Your payment service just charged a customer.

It writes to the DB. Now it needs to tell the notification service: "Send the confirmation email."

The HTTP call times out. Did it arrive? You don't know. You retry. Customer gets two emails.

You've just hit the Two Generals Problem. It's not a bug. It's a proof.

No protocol over an unreliable channel can guarantee both sides agree on the final message. Not HTTP. Not TCP. Not your retry loop. The uncertainty is mathematically irreducible.

Here's the setup:

PaymentService (Node.js, PostgreSQL) → NotificationService (Go)

~40ms p99 latency, occasional 504s under load.

You need to send exactly one confirmation email per payment — no double-sends, no missed sends.

What do you build?

A) Retry with exponential backoff until NotificationService returns 200. If you keep retrying until you get an ACK, you know it arrived.

B) Wrap both in a distributed transaction (2PC) — PaymentService and NotificationService commit together or neither does.

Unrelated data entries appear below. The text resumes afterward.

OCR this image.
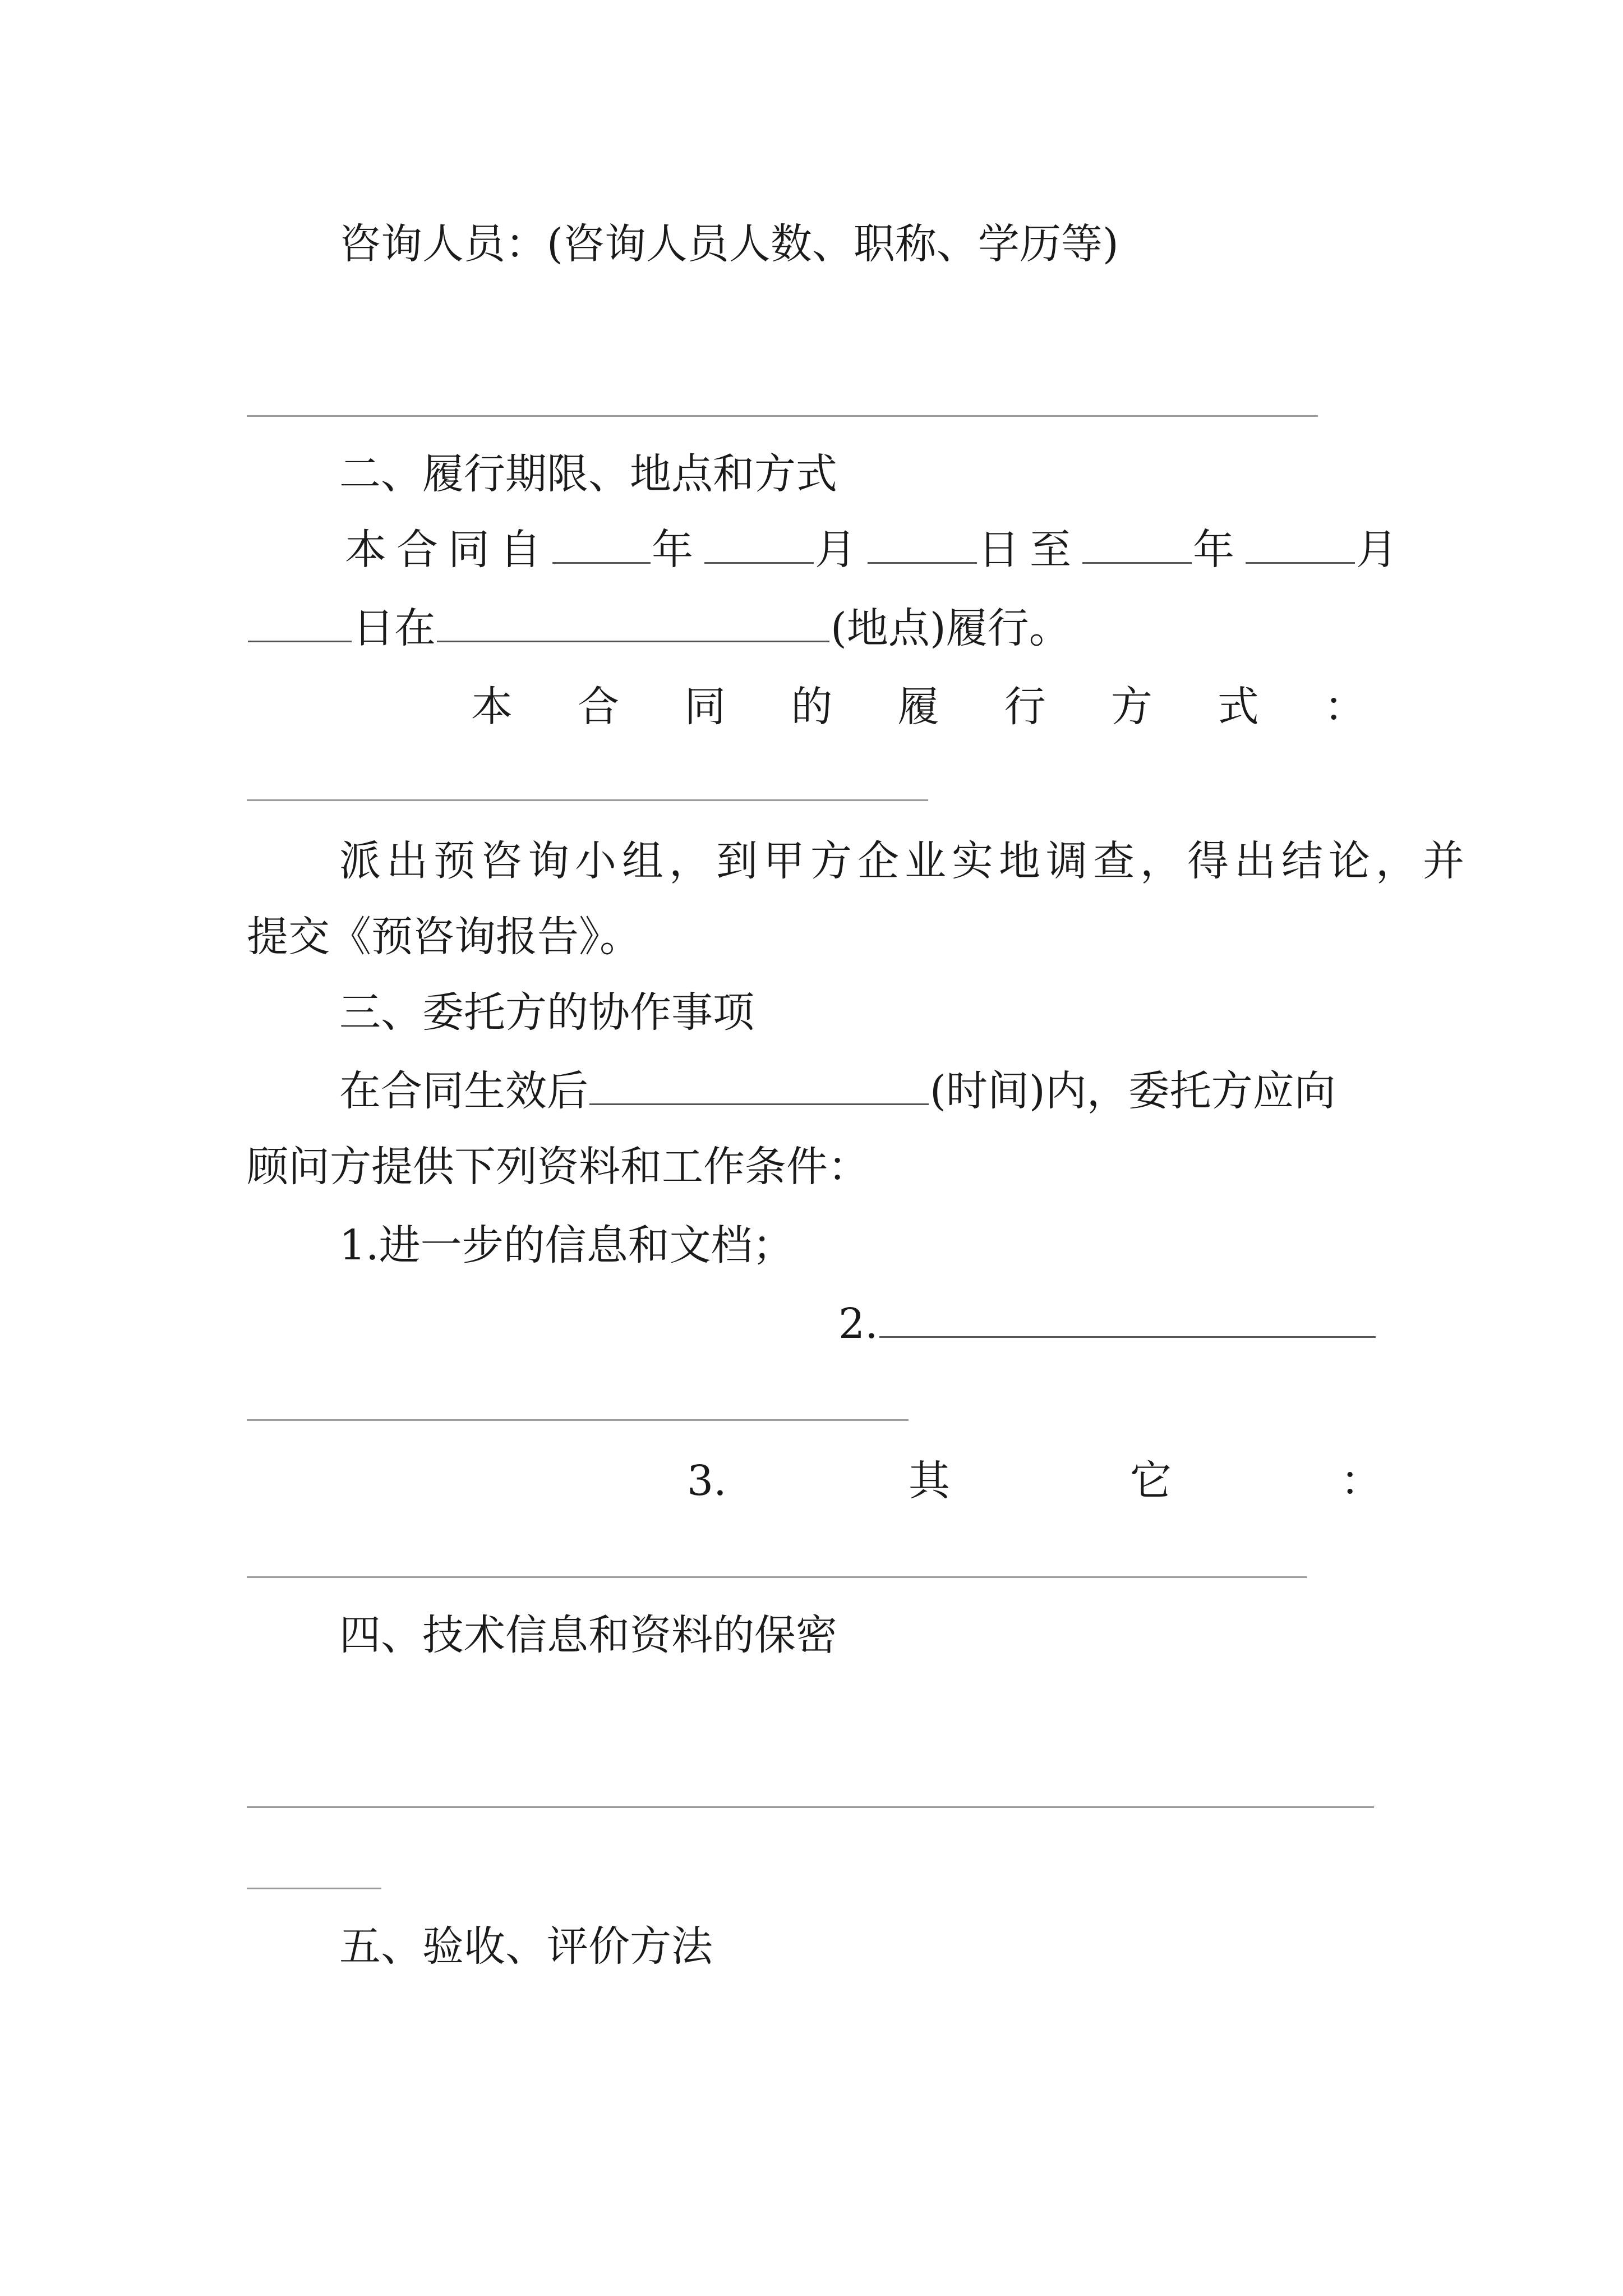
咨询人员：(咨询人员人数、职称、学历等)
二、履行期限、地点和方式
本合同自 年	月	日至	年	月
日在	(地点)履行。
本 合 同 的 履 行 方 式 ：
派出预咨询小组，到甲方企业实地调查，得出结论，并
提交《预咨询报告》。
三、委托方的协作事项
在合同生效后	(时间)内，委托方应向
顾问方提供下列资料和工作条件：
1.进一步的信息和文档；
2.
3.	其	它	：
四、技术信息和资料的保密
五、验收、评价方法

C) Outbox pattern — PaymentService writes the notification event to an outbox table in the same DB transaction as the payment. A relay process delivers it separately.

D) Push to SQS with at-least-once delivery. NotificationService deduplicates on a stable idempotency key. Accept you might send twice, but never miss.

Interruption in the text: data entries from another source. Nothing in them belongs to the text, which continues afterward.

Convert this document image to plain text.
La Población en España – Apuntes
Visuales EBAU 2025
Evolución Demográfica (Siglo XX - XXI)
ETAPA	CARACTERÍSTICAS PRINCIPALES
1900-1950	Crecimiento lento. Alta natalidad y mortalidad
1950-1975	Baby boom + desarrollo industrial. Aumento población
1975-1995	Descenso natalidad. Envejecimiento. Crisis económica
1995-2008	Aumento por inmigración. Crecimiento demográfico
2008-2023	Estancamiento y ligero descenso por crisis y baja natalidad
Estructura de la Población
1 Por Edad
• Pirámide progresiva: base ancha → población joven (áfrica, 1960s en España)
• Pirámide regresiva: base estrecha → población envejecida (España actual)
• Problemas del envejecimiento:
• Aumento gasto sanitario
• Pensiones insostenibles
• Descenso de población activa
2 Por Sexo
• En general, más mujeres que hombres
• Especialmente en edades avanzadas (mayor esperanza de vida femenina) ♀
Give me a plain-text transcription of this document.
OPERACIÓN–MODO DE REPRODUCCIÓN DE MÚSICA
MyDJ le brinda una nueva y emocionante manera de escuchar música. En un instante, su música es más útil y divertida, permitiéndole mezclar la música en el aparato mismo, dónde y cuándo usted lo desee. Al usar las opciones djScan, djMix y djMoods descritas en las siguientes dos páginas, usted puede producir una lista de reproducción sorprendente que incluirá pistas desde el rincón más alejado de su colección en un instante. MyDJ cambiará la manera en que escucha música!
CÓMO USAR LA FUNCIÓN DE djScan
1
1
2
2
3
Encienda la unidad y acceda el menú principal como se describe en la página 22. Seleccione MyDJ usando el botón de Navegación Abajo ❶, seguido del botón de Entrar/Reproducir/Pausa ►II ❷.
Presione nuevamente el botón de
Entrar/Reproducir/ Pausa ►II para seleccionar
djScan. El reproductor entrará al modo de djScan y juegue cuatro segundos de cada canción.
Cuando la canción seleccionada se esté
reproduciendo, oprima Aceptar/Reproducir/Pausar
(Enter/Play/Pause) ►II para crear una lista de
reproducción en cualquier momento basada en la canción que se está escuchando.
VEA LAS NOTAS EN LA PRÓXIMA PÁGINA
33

One of these is a trap that senior engineers fall into every time. One of them doesn't solve the fundamental impossibility at all. And one is what you actually ship.

Pick one — A, B, C, or D — and tell me why. Full breakdown in the comments.

30DaysOfSystemDesign #SystemDesign #DistributedSystems #SoftwareArchitecture

Top comments (4)

Joud Awad • May 28 • Edited

D — SQS + at-least-once + idempotency key (CORRECT)

The only answer that accepts the impossibility and designs around it. At-least-once means the message will arrive — maybe twice. Idempotency on the consumer side (payment_id📧v1 in a dedup table) makes the second delivery a no-op. No missed sends, no double-sends in practice. This is exactly how Stripe and AWS handle it. The queue absorbs the uncertainty. Idempotency absorbs the duplicates.

Joud Awad • May 28

A — Retry until ACK (SENIOR ENGINEER TRAP)

Feels airtight. It's not. What if the 200 response is what timed out — not the request? NotificationService sent the email AND returned 200, but you never saw the response. So you retry. Second email sent. Now you need to confirm your ACK arrived too... which is the Two Generals recursion. No finite number of retries closes this loop. More handshakes = more latency and more failure surfaces, not more certainty.

Joud Awad • May 28

B — 2PC (WRONG)

The coordinator is a single point of failure. If it crashes between Phase 1 (prepare) and Phase 2 (commit), both services are stuck with locks held, waiting for a decision that never comes. You've traded message uncertainty for coordinator-failure uncertainty — same problem, more complexity.

Joud Awad • May 28

C — Outbox Pattern (CORRECT but heavier)

Actually solid — atomicity at the DB level, event and payment always in sync. But you're now running a relay process + CDC pipeline + outbox cleanup. For most teams with SQS already in place, D gets 95% of the same guarantees with a fraction of the infrastructure. C shines at scale or when strict ordering matters. D is the right answer for most teams today.